Он подошел к пианисту, пианист сказал: «Господи! Слава! А кто же будет играть „Лебедя“? Тебя нет в программе, нам сказали, что будет играть виолончелист из оркестра, концертмейстер». — «Фима! — сказал ему Великий Маэстро. — Играть буду я, но тебя это не должно интересовать. Ты сидишь спиной и все равно ничего не увидишь. Ты начнешь свое вступление, и играй его до скончания мира, пока не услышишь меня». Потом он подошел к концертмейстеру виолончелей и приказал ему во время чтения текста Грегори Пеком симулировать кишечные колики, после чего, оставив виолончель, быстро уползать за кулисы. Фу-у-у!

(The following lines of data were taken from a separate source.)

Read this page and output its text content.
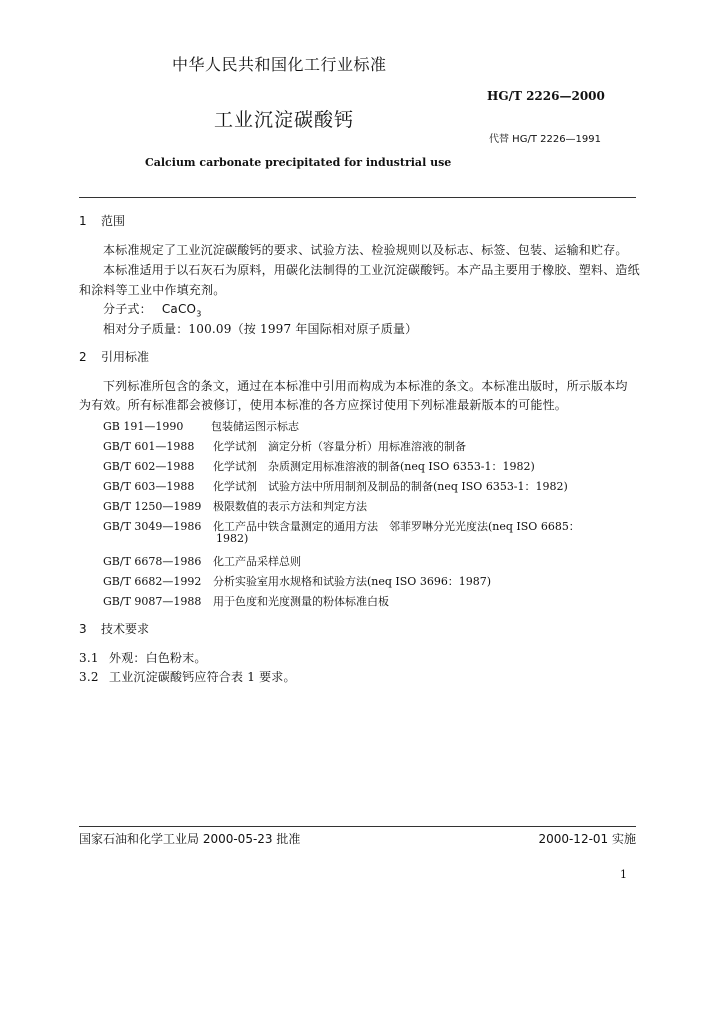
中华人民共和国化工行业标准
HG/T 2226—2000
工业沉淀碳酸钙
代替 HG/T 2226—1991
Calcium carbonate precipitated for industrial use
1 范围
本标准规定了工业沉淀碳酸钙的要求、试验方法、检验规则以及标志、标签、包装、运输和贮存。
本标准适用于以石灰石为原料，用碳化法制得的工业沉淀碳酸钙。本产品主要用于橡胶、塑料、造纸
和涂料等工业中作填充剂。
分子式： CaCO$_3$
相对分子质量：100.09（按 1997 年国际相对原子质量）
2 引用标准
下列标准所包含的条文，通过在本标准中引用而构成为本标准的条文。本标准出版时，所示版本均
为有效。所有标准都会被修订，使用本标准的各方应探讨使用下列标准最新版本的可能性。
GB 191—1990	包装储运图示标志
GB/T 601—1988 化学试剂　滴定分析（容量分析）用标准溶液的制备
GB/T 602—1988 化学试剂　杂质测定用标准溶液的制备(neq ISO 6353-1：1982)
GB/T 603—1988 化学试剂　试验方法中所用制剂及制品的制备(neq ISO 6353-1：1982)
GB/T 1250—1989 极限数值的表示方法和判定方法
GB/T 3049—1986 化工产品中铁含量测定的通用方法　邻菲罗啉分光光度法(neq ISO 6685：
1982)
GB/T 6678—1986 化工产品采样总则
GB/T 6682—1992 分析实验室用水规格和试验方法(neq ISO 3696：1987)
GB/T 9087—1988 用于色度和光度测量的粉体标准白板
3 技术要求
3.1 外观：白色粉末。
3.2 工业沉淀碳酸钙应符合表 1 要求。
国家石油和化学工业局 2000-05-23 批准	2000-12-01 实施
1
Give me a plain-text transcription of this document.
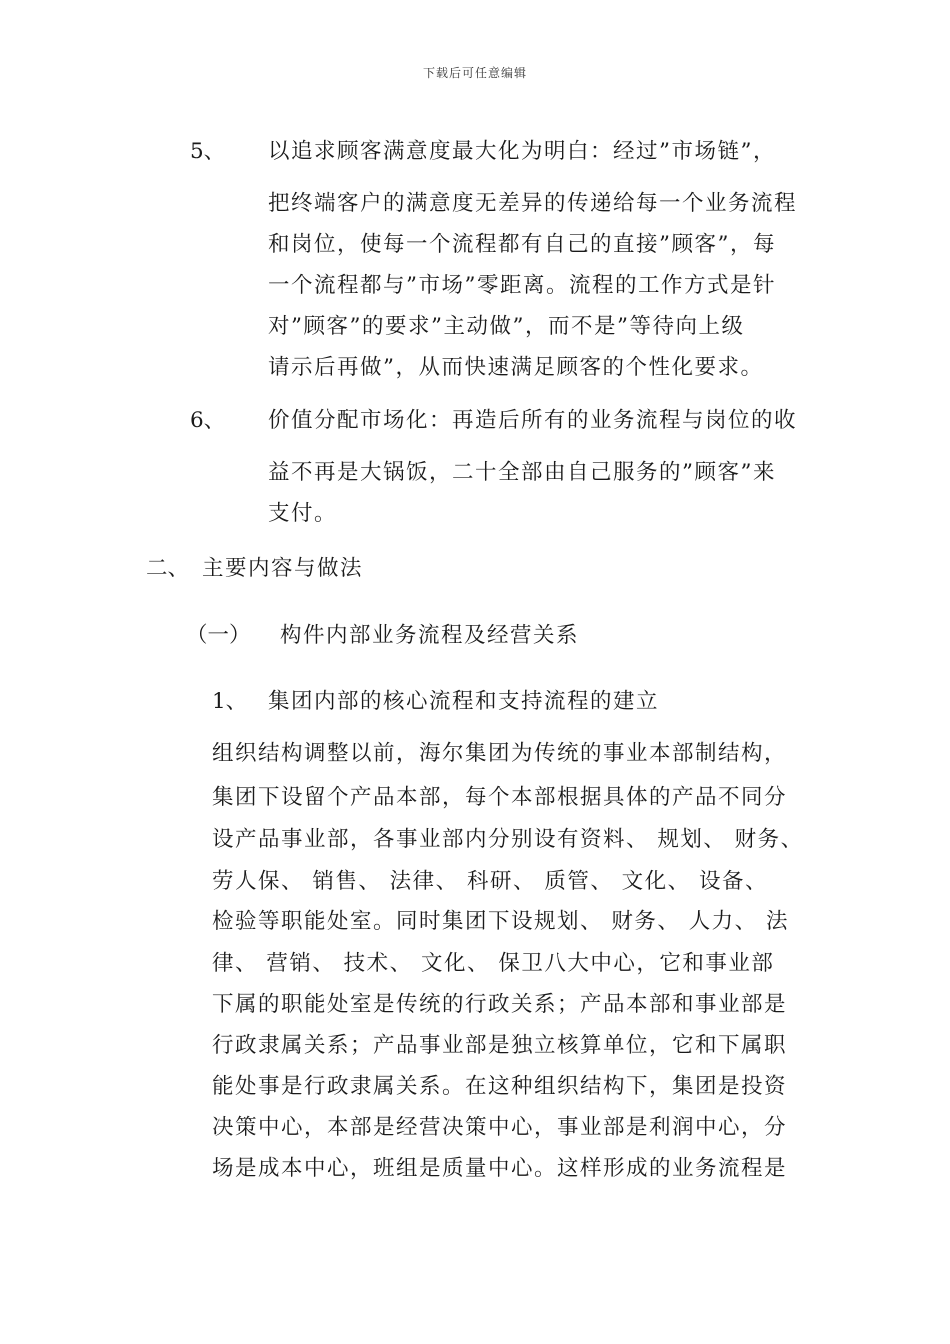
下载后可任意编辑
5、 以追求顾客满意度最大化为明白：经过”市场链”，
把终端客户的满意度无差异的传递给每一个业务流程
和岗位，使每一个流程都有自己的直接”顾客”，每
一个流程都与”市场”零距离。流程的工作方式是针
对”顾客”的要求”主动做”，而不是”等待向上级
请示后再做”，从而快速满足顾客的个性化要求。
6、 价值分配市场化：再造后所有的业务流程与岗位的收
益不再是大锅饭，二十全部由自己服务的”顾客”来
支付。
二、 主要内容与做法
（一） 构件内部业务流程及经营关系
1、 集团内部的核心流程和支持流程的建立
组织结构调整以前，海尔集团为传统的事业本部制结构，
集团下设留个产品本部，每个本部根据具体的产品不同分
设产品事业部，各事业部内分别设有资料、 规划、 财务、
劳人保、 销售、 法律、 科研、 质管、 文化、 设备、
检验等职能处室。同时集团下设规划、 财务、 人力、 法
律、 营销、 技术、 文化、 保卫八大中心，它和事业部
下属的职能处室是传统的行政关系；产品本部和事业部是
行政隶属关系；产品事业部是独立核算单位，它和下属职
能处事是行政隶属关系。在这种组织结构下，集团是投资
决策中心，本部是经营决策中心，事业部是利润中心，分
场是成本中心，班组是质量中心。这样形成的业务流程是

Наконец началось. Едва услышав Грегори Пека, виолончелист забился в конвульсиях и на четвереньках побежал за кулисы. Из публики сразу же явились три доктора, решившие, что ему пришел конец. Фима вступил, и на пуантах, спиною к залу на сцену выплыл Мстислав Леопольдович. Никто не позволил себе улыбнуться, хотя видели, что балерина несколько велика, верней, широка. Ну, мало ли! Ветеранша сцены, великая в прошлом, еще не умерла, явилась тряхнуть стариной. В гробовом молчании зала, под бряканье Фимы Великий Маэстро проплыл по сцене, забрался с ногами в ящик с канифолью, наканифолился и поплыл обратно. Опять спиною к залу. Но к оркестру лицом. С оркестром начались судороги, между тем Мстислав Леопольдович, крупно взмахивая ресницами, добрался до виолончели. Тут Айзек Стерн первый начал понимать, что происходит. С ним случились какие-то обморочные состояния. Он то вставал, то обрушивался обратно в кресло, беззвучно хлопая ртом. Наконец Маэстро повернулся, взялся за виолончель и сыграл все-таки «Лебедя». Прервавшись на чуть-чуть, чтобы еще потанцевать. Публика рыдала.

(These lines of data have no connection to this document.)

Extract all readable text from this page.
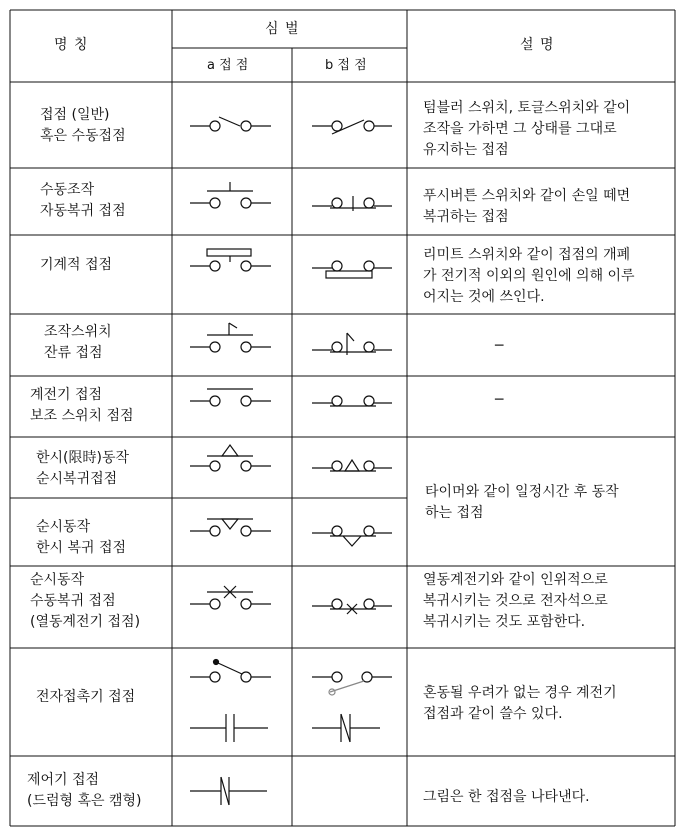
명 칭
심 벌
a 접 점	b 접 점
설 명
접점 (일반)
혹은 수동접점
수동조작
자동복귀 접점
기계적 접점
조작스위치
잔류 접점
계전기 접점
보조 스위치 점점
한시(限時)동작
순시복귀접점
순시동작
한시 복귀 접점
순시동작
수동복귀 접점
(열동계전기 접점)
전자접촉기 접점
제어기 접점
(드럼형 혹은 캠형)
텀블러 스위치, 토글스위치와 같이
조작을 가하면 그 상태를 그대로
유지하는 접점
푸시버튼 스위치와 같이 손일 떼면
복귀하는 접점
리미트 스위치와 같이 접점의 개폐
가 전기적 이외의 원인에 의해 이루
어지는 것에 쓰인다.
─
─
타이머와 같이 일정시간 후 동작
하는 접점
열동계전기와 같이 인위적으로
복귀시키는 것으로 전자석으로
복귀시키는 것도 포함한다.
혼동될 우려가 없는 경우 계전기
접점과 같이 쓸수 있다.
그림은 한 접점을 나타낸다.
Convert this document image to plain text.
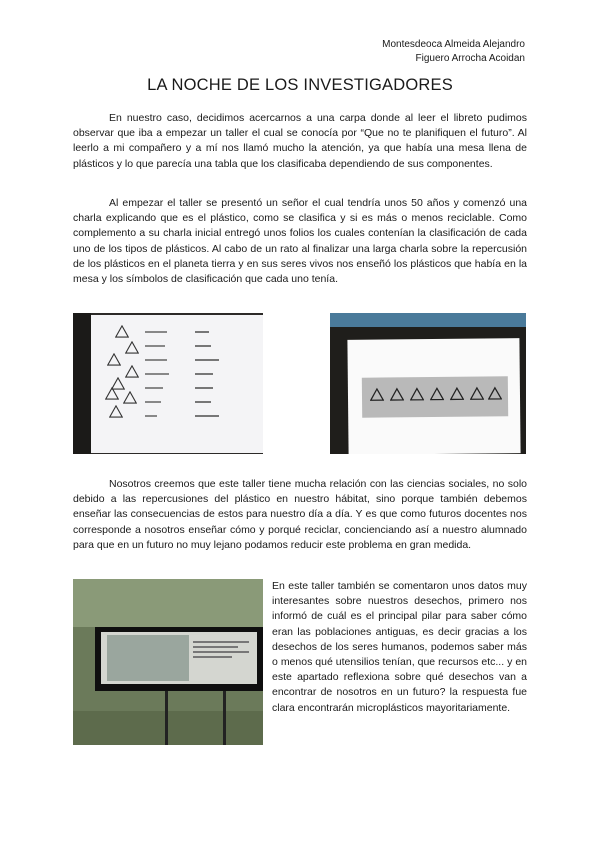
Montesdeoca Almeida Alejandro
Figuero Arrocha Acoidan
LA NOCHE DE LOS INVESTIGADORES

En nuestro caso, decidimos acercarnos a una carpa donde al leer el libreto pudimos observar que iba a empezar un taller el cual se conocía por “Que no te planifiquen el futuro”. Al leerlo a mi compañero y a mí nos llamó mucho la atención, ya que había una mesa llena de plásticos y lo que parecía una tabla que los clasificaba dependiendo de sus componentes.

Al empezar el taller se presentó un señor el cual tendría unos 50 años y comenzó una charla explicando que es el plástico, como se clasifica y si es más o menos reciclable. Como complemento a su charla inicial entregó unos folios los cuales contenían la clasificación de cada uno de los tipos de plásticos. Al cabo de un rato al finalizar una larga charla sobre la repercusión de los plásticos en el planeta tierra y en sus seres vivos nos enseñó los plásticos que había en la mesa y los símbolos de clasificación que cada uno tenía.

Nosotros creemos que este taller tiene mucha relación con las ciencias sociales, no solo debido a las repercusiones del plástico en nuestro hábitat, sino porque también debemos enseñar las consecuencias de estos para nuestro día a día. Y es que como futuros docentes nos corresponde a nosotros enseñar cómo y porqué reciclar, concienciando así a nuestro alumnado para que en un futuro no muy lejano podamos reducir este problema en gran medida.

En este taller también se comentaron unos datos muy interesantes sobre nuestros desechos, primero nos informó de cuál es el principal pilar para saber cómo eran las poblaciones antiguas, es decir gracias a los desechos de los seres humanos, podemos saber más o menos qué utensilios tenían, que recursos etc... y en este apartado reflexiona sobre qué desechos van a encontrar de nosotros en un futuro? la respuesta fue clara encontrarán microplásticos mayoritariamente.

— Знаешь, это был один из самых крупных, может быть, самый крупный мой успех. Что творилось в зале, я рассказать тебе не смогу. Это называется: публика бесновалась. И заметь, ни одной репетиции! Чистая импровизация!
— А как же?.. Ведь это невообразимо — ввязаться в такую историю, не зная, чем она закончится. Ведь если…

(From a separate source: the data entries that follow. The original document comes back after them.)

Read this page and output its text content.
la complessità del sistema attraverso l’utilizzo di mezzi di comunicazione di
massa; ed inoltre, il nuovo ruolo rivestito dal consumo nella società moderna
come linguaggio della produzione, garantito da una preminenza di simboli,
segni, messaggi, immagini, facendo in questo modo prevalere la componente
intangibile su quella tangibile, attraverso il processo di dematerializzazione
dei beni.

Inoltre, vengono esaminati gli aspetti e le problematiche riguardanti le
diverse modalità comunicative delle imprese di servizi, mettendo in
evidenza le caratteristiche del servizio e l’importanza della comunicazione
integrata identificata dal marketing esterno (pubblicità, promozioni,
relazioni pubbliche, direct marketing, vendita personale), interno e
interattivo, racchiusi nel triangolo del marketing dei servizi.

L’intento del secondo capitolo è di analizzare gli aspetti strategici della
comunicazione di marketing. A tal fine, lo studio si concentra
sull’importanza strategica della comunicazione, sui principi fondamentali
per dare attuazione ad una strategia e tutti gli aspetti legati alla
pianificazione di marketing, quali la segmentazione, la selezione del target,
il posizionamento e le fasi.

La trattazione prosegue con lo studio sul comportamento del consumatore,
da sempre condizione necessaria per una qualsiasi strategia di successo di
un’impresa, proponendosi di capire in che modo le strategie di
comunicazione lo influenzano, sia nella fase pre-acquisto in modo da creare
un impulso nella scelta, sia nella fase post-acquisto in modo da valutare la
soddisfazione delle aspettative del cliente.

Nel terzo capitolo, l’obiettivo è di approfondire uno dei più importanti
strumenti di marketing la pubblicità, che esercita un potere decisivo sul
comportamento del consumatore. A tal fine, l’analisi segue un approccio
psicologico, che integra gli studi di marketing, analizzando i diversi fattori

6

— Никаких если! Если бы я хоть что-то умел, ну, был бы полубалериной, это было бы страшно. Потому что я делал бы все полупрофессионально. А я не умел ничего. Мне достаточно было просто не уходить со сцены. Я ведь еще и прыгнул пару раз! Да-а-а! Вот тут немножко испугался, что промахнусь и приземлюсь на шпагат. Они же потом не смогли бы меня поднять!
Есть знаменитая запись знаменитого концерта в Карнеги-Холл, когда на юбилей этого прославленного зала собрались все звезды. И Менухин, и Бернстайн, и Горовиц, и Ростропович. И когда концерт уже кончился, они вышли все вместе на край эстрады и перед лицом орущего зала хором запели вдруг, и оркестр, чуть замешкавшись, подхватил: «Глори Аллилуйя!»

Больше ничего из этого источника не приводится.